Photograph by Paul Nicklen, National Geographic

Ice floats on the surface of Alaska's Beaufort Sea—and oil lies beneath. The U.S. Geological Survey estimates that the Arctic holds 13 percent of the world's undiscovered oil, some 90 billion barrels that might be produced with existing technologies. But extreme conditions here will put conventional petroleum practices to the test.

Most of the Arctic's undiscovered oil is thought to lie offshore under less than 1,640 feet (500 meters) of water in some of the most remote places on Earth. The closest U.S. Coast Guard Air Station to the Beaufort Sea is some 950 miles (1,530 kilometers) away and the nearest major port lies 1,300 nautical miles (2,400 kilometers) distant.

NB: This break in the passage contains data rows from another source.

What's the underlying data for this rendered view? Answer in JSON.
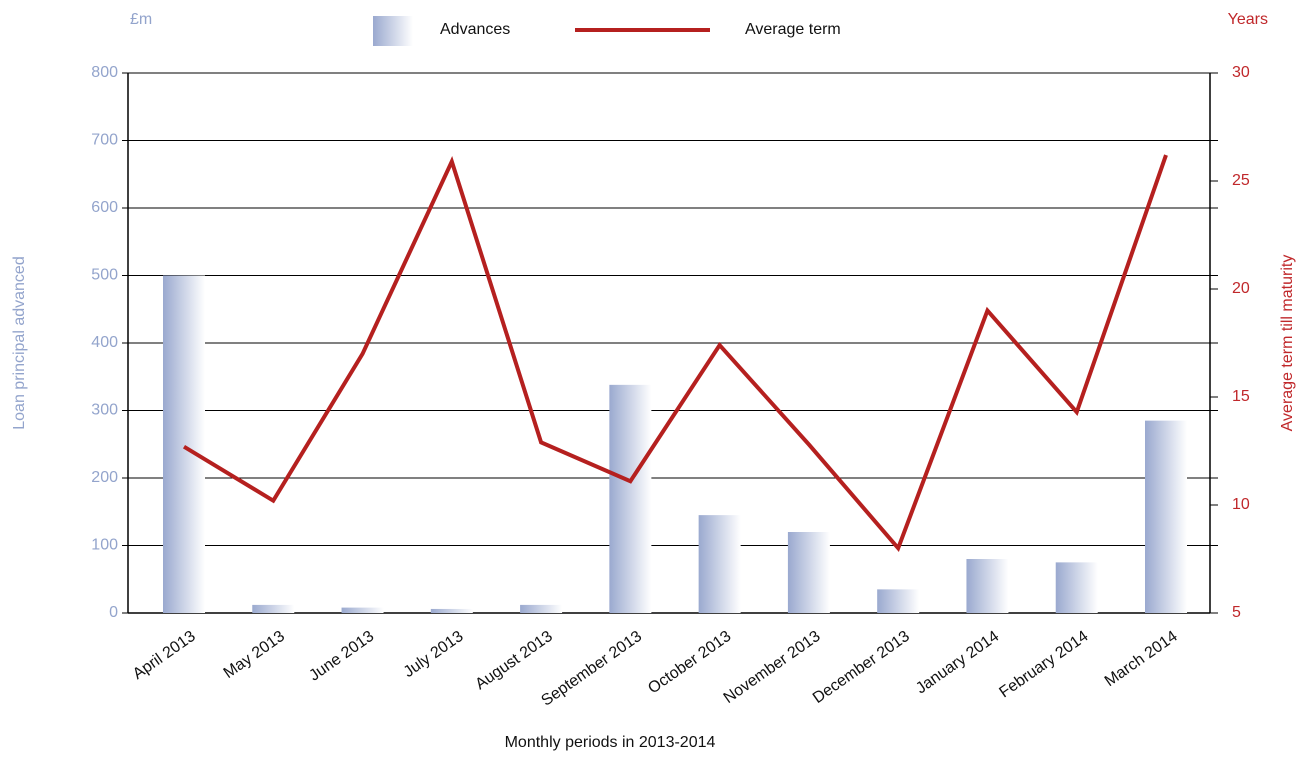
{
  "chart_data": {
    "type": "bar",
    "categories": [
      "April 2013",
      "May 2013",
      "June 2013",
      "July 2013",
      "August 2013",
      "September 2013",
      "October 2013",
      "November 2013",
      "December 2013",
      "January 2014",
      "February 2014",
      "March 2014"
    ],
    "series": [
      {
        "name": "Advances",
        "type": "bar",
        "color": "#9aa9cf",
        "values": [
          500,
          12,
          8,
          6,
          12,
          338,
          145,
          120,
          35,
          80,
          75,
          285
        ]
      },
      {
        "name": "Average term",
        "type": "line",
        "axis": "y2",
        "color": "#b5201f",
        "values": [
          12.7,
          10.2,
          17,
          25.9,
          12.9,
          11.1,
          17.4,
          12.8,
          8,
          19,
          14.3,
          26.2
        ]
      }
    ],
    "y_unit": "£m",
    "y2_unit": "Years",
    "ylabel": "Loan principal advanced",
    "y2label": "Average term till maturity",
    "xlabel": "Monthly periods in 2013-2014",
    "ylim": [
      0,
      800
    ],
    "yticks": [
      0,
      100,
      200,
      300,
      400,
      500,
      600,
      700,
      800
    ],
    "y2lim": [
      5,
      30
    ],
    "y2ticks": [
      5,
      10,
      15,
      20,
      25,
      30
    ],
    "grid": true
  }
}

Drilling will be difficult in this remote realm of frigid temperatures, high seas, shrieking winds, darkness, sea ice, and minimal visibility. And environmentalists worry that responding to spills here will be difficult or impossible, putting the region's unique ecosystem at lasting risk.

After a legal challenge by Native Alaskans and environmentalists delayed necessary federal clean air permits, Shell* postponed plans to drill in the Beaufort Sea this summer and is now aiming to explore the area in 2012. Outside U.S. waters, Arctic oil exploration is already under way.